WASCO recorded 40 percent of NRW in the 2017/18 financial year.
NRW is water that has been produced and is “lost” through leaks, illegal connections or metering inaccuracies and in other countries high volumes of losses negatively affect the utilities’ viability and water quality.
Earlier this year, WASCO filed for a 12 percent tariff adjustment on both domestic consumers and standing charges. WASCO further requested a 15 percent adjustment for commercial consumers and standing charges.
However, Mr Likhang who attended the meeting in his capacity as a business consultant, said WASCO must stop financing its capital projects through revenue raised via tariff adjustments.
“They (WASCO) should find alternative means of raising funds to fund their capital projects,” Mr Likhang said.
“For example, they should issue bonds to raise funds. If they can address the inefficiency in their operations, I believe they can save a lot of money and time so much that a tariff increase will not be necessary.”
Mr Likhang further said WASCO should consider connecting more clients who do not have access to improve their revenue. He said the organisation can use this to manage its operatio0nal costs.
“In a tough economic micro-environment that the country is grappling with, WASCO needs to come up with a leaner structure to dispatch its services.
“Therefore, they have to go back to the drawing board and come up with a new strategy that considers the current situation. They need to do the things right.”
WASCO had also proposed a M269,97 budget which comprised of M234,36 million for water services and M34,61 million for sewerage services.
The company had however, stated that consumption and standing charges for public standpipes and Band A customers would remain at 2017/18 levels.
The Consumer Protection Association (CPA), which also made a presentation at the same meeting, said WASCO should restrict its increase just to cover inflation.

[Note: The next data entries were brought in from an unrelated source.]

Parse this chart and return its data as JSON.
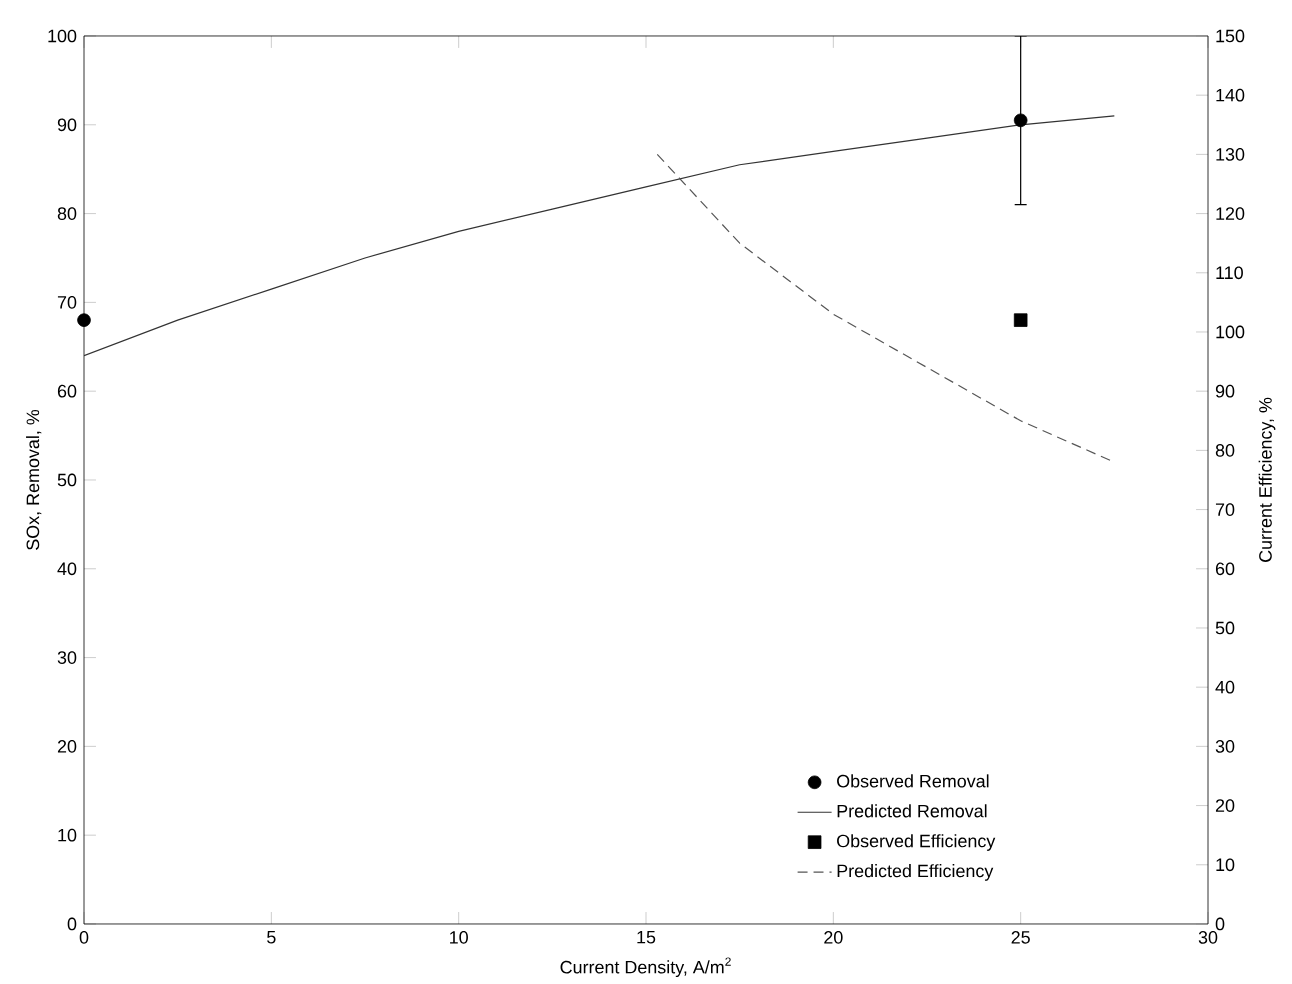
{
  "chart_data": {
    "type": "line",
    "xlabel": "Current Density, A/m$^{2}$",
    "ylabel": "SOx, Removal, %",
    "y2label": "Current Efficiency, %",
    "xlim": [
      0,
      30
    ],
    "xticks": [
      0,
      5,
      10,
      15,
      20,
      25,
      30
    ],
    "ylim": [
      0,
      100
    ],
    "yticks": [
      0,
      10,
      20,
      30,
      40,
      50,
      60,
      70,
      80,
      90,
      100
    ],
    "y2lim": [
      0,
      150
    ],
    "y2ticks": [
      0,
      10,
      20,
      30,
      40,
      50,
      60,
      70,
      80,
      90,
      100,
      110,
      120,
      130,
      140,
      150
    ],
    "legend": "bottom right",
    "grid": false,
    "series": [
      {
        "name": "Observed Removal",
        "type": "scatter",
        "marker": "circle",
        "color": "#000000",
        "x": [
          0,
          25
        ],
        "values": [
          68,
          90.5
        ],
        "errors": [
          null,
          9.5
        ]
      },
      {
        "name": "Predicted Removal",
        "marker": "none",
        "line_style": "solid",
        "color": "#333333",
        "x": [
          0,
          2.5,
          5,
          7.5,
          10,
          12.5,
          15,
          17.5,
          20,
          22.5,
          25,
          27.5
        ],
        "values": [
          64,
          68,
          71.5,
          75,
          78,
          80.5,
          83,
          85.5,
          87,
          88.5,
          90,
          91
        ]
      },
      {
        "name": "Observed Efficiency",
        "type": "scatter",
        "marker": "square",
        "axis": "y2",
        "color": "#000000",
        "x": [
          25
        ],
        "values": [
          102
        ]
      },
      {
        "name": "Predicted Efficiency",
        "marker": "none",
        "line_style": "dashed",
        "axis": "y2",
        "color": "#555555",
        "x": [
          15.3,
          17.5,
          20,
          22.5,
          25,
          27.5
        ],
        "values": [
          130,
          115,
          103,
          94,
          85,
          78
        ]
      }
    ]
  }
}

CPA executive director, Nkareng Letsie, said the WASCO proposal was immature as it was formulated based on the electricity tariff estimates while the actual ones are yet to be unveiled.

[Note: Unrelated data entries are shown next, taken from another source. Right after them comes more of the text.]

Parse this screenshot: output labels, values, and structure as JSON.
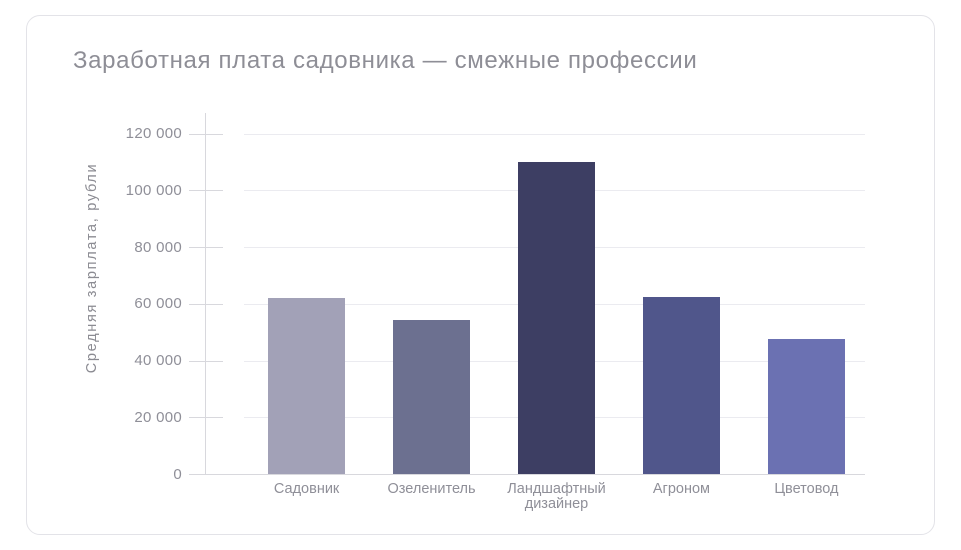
{
  "card": {
    "background": "#ffffff",
    "border_color": "#e3e3e8"
  },
  "chart_data": {
    "type": "bar",
    "title": "Заработная плата садовника — смежные профессии",
    "xlabel": "",
    "ylabel": "Средняя зарплата, рубли",
    "ylim": [
      0,
      120000
    ],
    "ytick_interval": 20000,
    "ytick_labels": [
      "0",
      "20 000",
      "40 000",
      "60 000",
      "80 000",
      "100 000",
      "120 000"
    ],
    "grid": "horizontal",
    "legend": "none",
    "categories": [
      "Садовник",
      "Озеленитель",
      "Ландшафтный дизайнер",
      "Агроном",
      "Цветовод"
    ],
    "category_label_lines": [
      [
        "Садовник"
      ],
      [
        "Озеленитель"
      ],
      [
        "Ландшафтный",
        "дизайнер"
      ],
      [
        "Агроном"
      ],
      [
        "Цветовод"
      ]
    ],
    "values": [
      62000,
      54300,
      110000,
      62500,
      47500
    ],
    "bar_colors": [
      "#a2a1b7",
      "#6c7090",
      "#3d3e63",
      "#50568b",
      "#6b71b2"
    ],
    "title_color": "#8e8e96",
    "tick_label_color": "#8f8f98",
    "axis_color": "#d8d8dd",
    "grid_color": "#ebebf0"
  }
}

Mr Letsie also said it was worrying that many consumers were resorting to bottled water as they lack faith in the WASCO water.
Earlier this year there were reports of red worms and high levels of manganese chemical in the WASCO water.
Mr Letsie further advised WASCO to consider producing water for commercial farming purposes, which carries higher tariffs than domestic consumption.
A domestic user who uses 3000 liters of water monthly has to pay M16,44 up from M14.67 if the charges are to be adjusted by 12 percent.